Cancer tends to stick around because it’s practically invisible to the body’s own defenses: The immune system doesn’t recognize the rogue cells because they aren’t foreign invaders. To activate the immune system to attack cancer, scientists have tried all sorts of tricks, including infecting cancerous tissue with bacteria. Now, scientists have modified Salmonella bacteria to trigger a particularly powerful immune response against human cancer cells implanted in mice, shrinking the tumors and—for the first time—preventing them from metastasizing. If the technique can be replicated in humans, it would be a significant step forward for the field of bacterial cancer therapy.
“This team did very solid work, very rigorous,” says Roy Curtiss III, an infectious diseases researcher at the University of Florida in Gainesville, who has pioneered similar bacterial techniques to combat cancer.
Because bacteria often home in on necrotic, oxygen-depleted tissue—present in most solid tumors—scientists can easily “target” cancerous tissue with the microbes. Only one such treatment has so far received Food and Drug Administration approval (a therapy to treat bladder cancer), though others are in the pipeline. But even with the most effective of these techniques, tumors tend to come back and the bacteria themselves can be toxic.

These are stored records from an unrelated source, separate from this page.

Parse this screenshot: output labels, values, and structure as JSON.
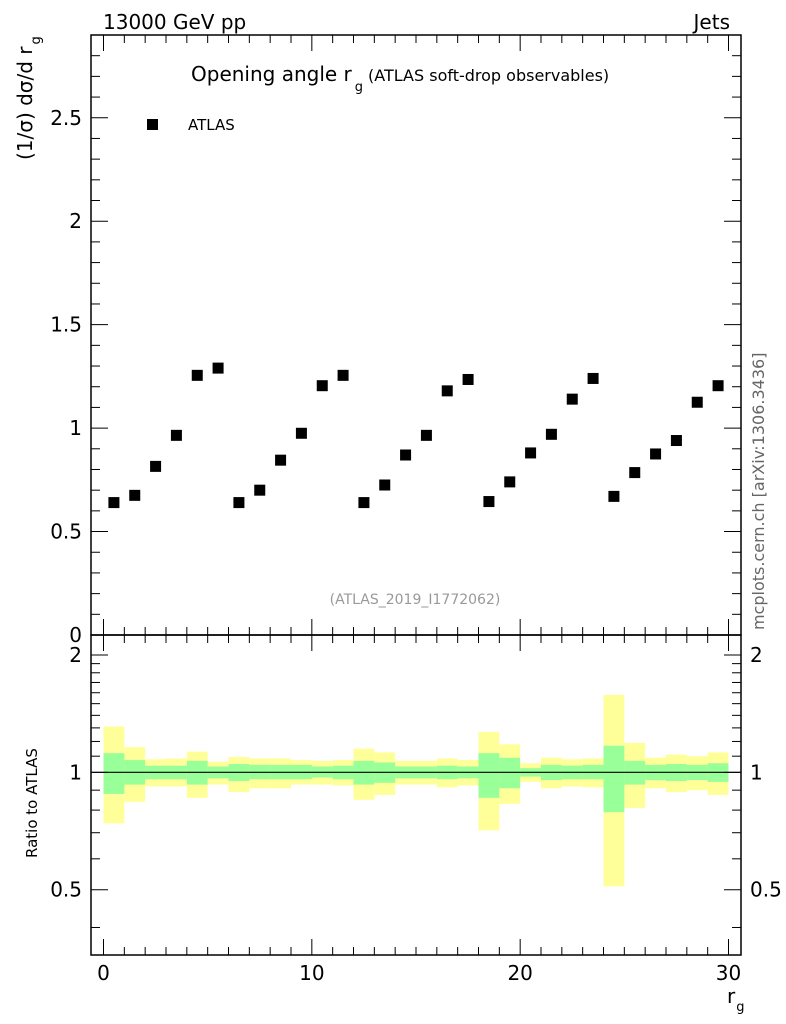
{
  "chart_data": {
    "type": "scatter",
    "header_left": "13000 GeV pp",
    "header_right": "Jets",
    "title_main": "Opening angle r",
    "title_sub": "g",
    "title_note": "(ATLAS soft-drop observables)",
    "ylabel_main": "(1/σ) dσ/d r",
    "ylabel_sub": "g",
    "ratio_ylabel": "Ratio to ATLAS",
    "xlabel_main": "r",
    "xlabel_sub": "g",
    "analysis_id": "(ATLAS_2019_I1772062)",
    "side_label": "mcplots.cern.ch [arXiv:1306.3436]",
    "legend": {
      "label": "ATLAS",
      "placement": "top-left",
      "color": "#000000"
    },
    "xlim": [
      -0.6,
      30.6
    ],
    "ylim": [
      0,
      2.9
    ],
    "ratio_ylim": [
      0.34,
      2.25
    ],
    "x_ticks": [
      0,
      10,
      20,
      30
    ],
    "x_tick_labels": [
      "0",
      "10",
      "20",
      "30"
    ],
    "y_ticks": [
      0,
      0.5,
      1,
      1.5,
      2,
      2.5
    ],
    "y_tick_labels": [
      "0",
      "0.5",
      "1",
      "1.5",
      "2",
      "2.5"
    ],
    "ratio_y_ticks": [
      0.5,
      1,
      2
    ],
    "ratio_y_tick_labels": [
      "0.5",
      "1",
      "2"
    ],
    "colors": {
      "inner_band": "#99ff99",
      "outer_band": "#ffff99",
      "marker": "#000000",
      "reference_line": "#000000"
    },
    "series": [
      {
        "name": "ATLAS",
        "x": [
          0.5,
          1.5,
          2.5,
          3.5,
          4.5,
          5.5,
          6.5,
          7.5,
          8.5,
          9.5,
          10.5,
          11.5,
          12.5,
          13.5,
          14.5,
          15.5,
          16.5,
          17.5,
          18.5,
          19.5,
          20.5,
          21.5,
          22.5,
          23.5,
          24.5,
          25.5,
          26.5,
          27.5,
          28.5,
          29.5
        ],
        "y": [
          0.64,
          0.675,
          0.815,
          0.965,
          1.255,
          1.29,
          0.64,
          0.7,
          0.845,
          0.975,
          1.205,
          1.255,
          0.64,
          0.725,
          0.87,
          0.965,
          1.18,
          1.235,
          0.645,
          0.74,
          0.88,
          0.97,
          1.14,
          1.24,
          0.67,
          0.785,
          0.875,
          0.94,
          1.125,
          1.205
        ]
      }
    ],
    "ratio_bands": {
      "x_edges": [
        0,
        1,
        2,
        3,
        4,
        5,
        6,
        7,
        8,
        9,
        10,
        11,
        12,
        13,
        14,
        15,
        16,
        17,
        18,
        19,
        20,
        21,
        22,
        23,
        24,
        25,
        26,
        27,
        28,
        29,
        30
      ],
      "inner_low": [
        0.88,
        0.93,
        0.96,
        0.96,
        0.93,
        0.965,
        0.95,
        0.96,
        0.96,
        0.96,
        0.97,
        0.96,
        0.93,
        0.94,
        0.965,
        0.965,
        0.96,
        0.965,
        0.86,
        0.91,
        0.975,
        0.955,
        0.96,
        0.96,
        0.79,
        0.93,
        0.955,
        0.95,
        0.955,
        0.945
      ],
      "inner_high": [
        1.12,
        1.075,
        1.04,
        1.04,
        1.07,
        1.035,
        1.05,
        1.045,
        1.045,
        1.045,
        1.035,
        1.04,
        1.07,
        1.06,
        1.035,
        1.035,
        1.04,
        1.035,
        1.12,
        1.09,
        1.025,
        1.045,
        1.04,
        1.045,
        1.17,
        1.07,
        1.045,
        1.05,
        1.045,
        1.055
      ],
      "outer_low": [
        0.74,
        0.84,
        0.92,
        0.92,
        0.86,
        0.93,
        0.89,
        0.91,
        0.91,
        0.93,
        0.93,
        0.925,
        0.85,
        0.875,
        0.93,
        0.93,
        0.915,
        0.925,
        0.71,
        0.83,
        0.945,
        0.91,
        0.92,
        0.915,
        0.51,
        0.81,
        0.91,
        0.89,
        0.9,
        0.875
      ],
      "outer_high": [
        1.31,
        1.16,
        1.08,
        1.085,
        1.13,
        1.065,
        1.095,
        1.085,
        1.085,
        1.075,
        1.07,
        1.075,
        1.15,
        1.125,
        1.07,
        1.07,
        1.085,
        1.075,
        1.27,
        1.18,
        1.055,
        1.09,
        1.08,
        1.085,
        1.58,
        1.19,
        1.09,
        1.11,
        1.1,
        1.125
      ]
    }
  }
}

Enter Salmonella, a rod-shaped microbe notorious for causing most cases of food poisoning. In 2006, researchers at Chonnam National University in Gwangju, South Korea, were looking to create a new cancer-fighting agent. They were also searching for a vaccine for the bacterium Vibrio vulnificus, which infects shellfish off the South Korean coast. As they worked with Vibrio, they noticed that a protein in its flagellum—a whiplike tail used for swimming—triggered a particularly strong response from immune cells. So they took a harmless version of Salmonella typhimurium and “weaponized” it, genetically modifying it to secrete the protein, known as FlaB.

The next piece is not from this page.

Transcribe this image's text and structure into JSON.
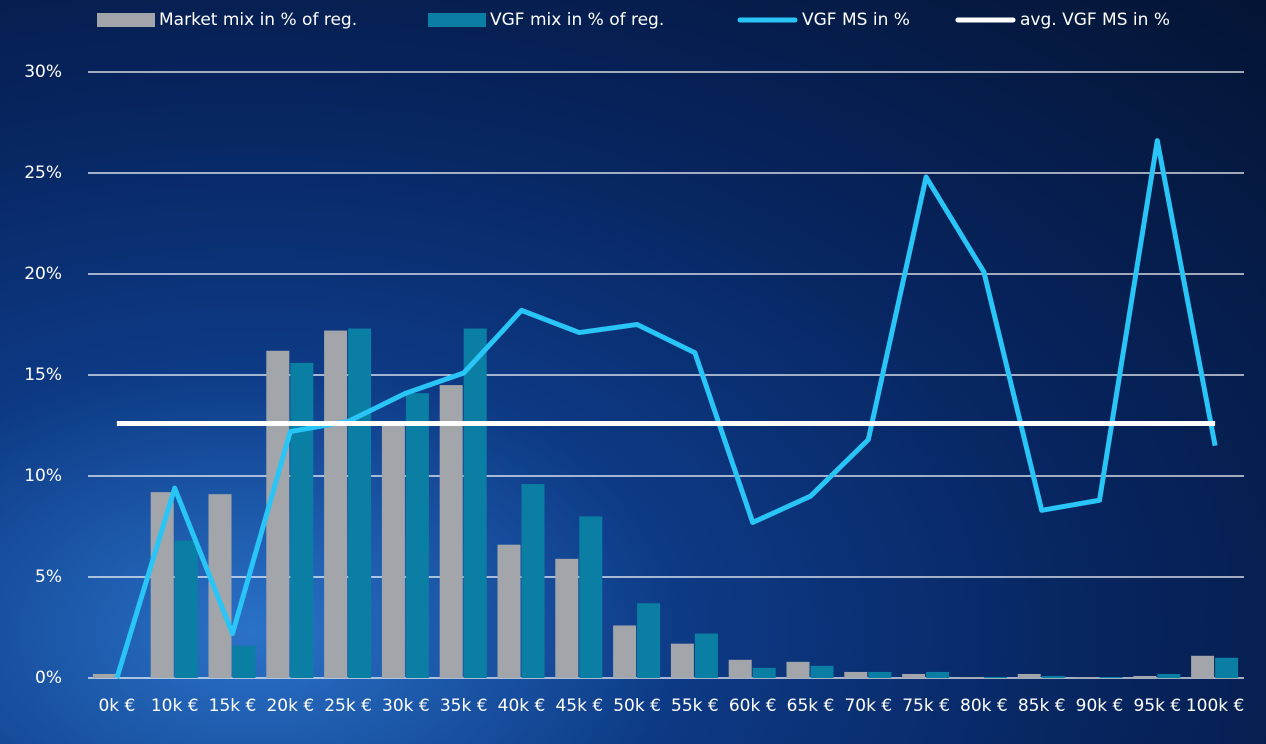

The team, led by biologists Jung-Joon Min and Joon Haeng Rhee, then set out to test the effects of the modified Salmonella on cancer. In one set of experiments, they injected it into 20 mice with human colon cancers. Three days later, the scientists discovered that although the mice had cleared the bacteria from their livers, lungs, and spleens, the tumorous tissue in their colons was crawling with Salmonella. After 120 days, tumors were undetectable in 11 of the 20 mice, which remained healthy throughout the experiment. Control mice, infected with bacteria that did not secrete FlaB, eventually succumbed to their cancers.
Next, the researchers transplanted metastasizing human colon cancer cells into a different set of mice. They treated eight with the FlaB-secreting Salmonella and six with a non-FlaB version. An additional seven mice went untreated. After 27 days, both the untreated mice and those with the non-FlaB version of S. typhimurium had dozens of metastases. But the eight mice that got the FlaB-secreting bacteria had just four secondary tumors in total, with several showing no evidence of metastasis, the researchers report today in Science Translational Medicine.
The FlaB protein probably gets the credit for halting the spread of the cancer, Min and Rhee wrote in an e-mail. FlaB appears to be especially good at activating a secondary molecule, TLR5, that seems to make immune cells more aggressive, “changing them from Dr. Jekyll to Mr. Hyde,” the researchers wrote.
For now, the team will continue to refine the technique with animal models. But sometime within the next few years, Min and Rhee plan to run clinical trials in humans to see whether FlaB-enhanced bacteria could work as a safe, effective anticancer therapy.